By Tsvetana Paraskova of OilPrice.com
Norway saw cash flow from its stakes in oil and gas fields nearly halve in the first quarter of 2024 compared to the same period of 2023, as natural gas prices slumped and gas consumption in Europe was below expectations, said state company Petoro, which manages field holdings of Western Europe’s top oil and gas producer.
In the first quarter of the year, Petoro delivered a cash flow of $5.4 billion (60 billion Norwegian crowns) from the State's Direct Financial Interest (SDFI) to Norway. The cash flow was $5.14 billion (57 billion crowns) lower than in the first quarter of 2023.
After a couple of years of abnormally high natural gas prices, the achieved gas price in the first quarter was 51% lower than in the same quarter last year, Petoro said on Thursday.
“The Continent experienced a relatively mild winter, which meant that gas consumption was lower than expected. This is an important factor that has affected price and revenues,” Petoro CEO Kristin Kragseth said, adding “The cash flow from our production is still high from a historical perspective.”

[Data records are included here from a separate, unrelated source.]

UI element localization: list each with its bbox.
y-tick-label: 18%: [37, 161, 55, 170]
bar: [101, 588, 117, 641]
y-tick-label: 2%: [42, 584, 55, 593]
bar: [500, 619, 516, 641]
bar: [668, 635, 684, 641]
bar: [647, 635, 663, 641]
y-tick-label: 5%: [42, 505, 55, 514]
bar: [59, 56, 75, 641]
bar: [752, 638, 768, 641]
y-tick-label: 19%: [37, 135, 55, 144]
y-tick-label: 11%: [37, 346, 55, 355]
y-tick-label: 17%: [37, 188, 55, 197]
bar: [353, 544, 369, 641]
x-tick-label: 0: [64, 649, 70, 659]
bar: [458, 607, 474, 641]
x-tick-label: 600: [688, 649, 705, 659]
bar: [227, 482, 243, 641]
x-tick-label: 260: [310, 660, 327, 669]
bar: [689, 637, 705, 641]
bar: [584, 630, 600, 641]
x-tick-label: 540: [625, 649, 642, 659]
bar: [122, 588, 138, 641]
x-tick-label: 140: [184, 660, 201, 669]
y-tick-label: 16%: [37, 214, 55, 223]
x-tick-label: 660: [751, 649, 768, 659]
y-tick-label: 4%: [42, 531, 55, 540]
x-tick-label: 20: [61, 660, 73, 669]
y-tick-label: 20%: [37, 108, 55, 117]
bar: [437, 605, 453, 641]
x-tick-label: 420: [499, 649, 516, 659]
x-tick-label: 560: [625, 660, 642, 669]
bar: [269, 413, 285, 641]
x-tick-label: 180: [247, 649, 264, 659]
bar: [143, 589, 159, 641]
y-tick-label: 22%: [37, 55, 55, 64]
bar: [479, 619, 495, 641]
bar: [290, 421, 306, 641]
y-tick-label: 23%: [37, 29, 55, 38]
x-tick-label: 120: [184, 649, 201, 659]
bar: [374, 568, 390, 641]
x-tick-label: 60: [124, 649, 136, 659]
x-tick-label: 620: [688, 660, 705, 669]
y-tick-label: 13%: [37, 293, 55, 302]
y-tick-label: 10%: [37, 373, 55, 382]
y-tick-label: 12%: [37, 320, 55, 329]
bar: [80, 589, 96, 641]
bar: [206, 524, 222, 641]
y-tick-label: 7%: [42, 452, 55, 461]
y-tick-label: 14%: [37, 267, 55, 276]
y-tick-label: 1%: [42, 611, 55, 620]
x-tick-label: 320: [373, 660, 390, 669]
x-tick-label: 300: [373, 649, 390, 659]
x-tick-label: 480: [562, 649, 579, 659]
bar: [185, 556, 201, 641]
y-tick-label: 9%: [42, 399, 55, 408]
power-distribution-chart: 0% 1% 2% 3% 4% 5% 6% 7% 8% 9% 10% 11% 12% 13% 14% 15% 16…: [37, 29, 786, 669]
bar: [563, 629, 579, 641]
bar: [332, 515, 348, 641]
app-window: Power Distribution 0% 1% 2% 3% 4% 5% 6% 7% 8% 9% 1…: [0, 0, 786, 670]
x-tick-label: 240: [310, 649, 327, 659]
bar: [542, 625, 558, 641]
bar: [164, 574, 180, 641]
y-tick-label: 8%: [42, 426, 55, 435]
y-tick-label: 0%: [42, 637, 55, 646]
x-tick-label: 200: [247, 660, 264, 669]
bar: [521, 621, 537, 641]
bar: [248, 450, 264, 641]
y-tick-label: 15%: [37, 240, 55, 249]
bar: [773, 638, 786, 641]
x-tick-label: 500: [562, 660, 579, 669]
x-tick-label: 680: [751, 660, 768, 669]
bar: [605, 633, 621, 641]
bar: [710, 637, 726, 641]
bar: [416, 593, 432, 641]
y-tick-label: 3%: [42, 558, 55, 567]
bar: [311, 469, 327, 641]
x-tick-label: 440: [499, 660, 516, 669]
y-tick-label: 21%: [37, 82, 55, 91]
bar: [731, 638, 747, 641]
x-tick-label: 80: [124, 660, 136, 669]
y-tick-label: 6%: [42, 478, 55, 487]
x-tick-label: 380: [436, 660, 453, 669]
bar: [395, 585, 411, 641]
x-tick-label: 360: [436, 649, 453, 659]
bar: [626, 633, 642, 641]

Production from the state portfolio in Norway’s offshore fields hit in the first quarter the highest level since the first quarter of 2018, Petoro said.
The state firm is working closely with operators and license partners to continue developing new and profitable production with the lowest possible emissions. Activity on the Norwegian shelf will remain high over the next few years, Petoro says.
Earlier this week, Norway’s Energy Minister Terje Aasland received the field development plan for a new North Sea oil and gas field that would be tied back to an existing platform and is expected to cost $572 million (6.3 billion crowns).
Oil and gas companies plan to boost exploration activity and spending offshore Norway this year as Western Europe’s top oil and gas producer looks to maintain production and raise exports to the rest of Europe.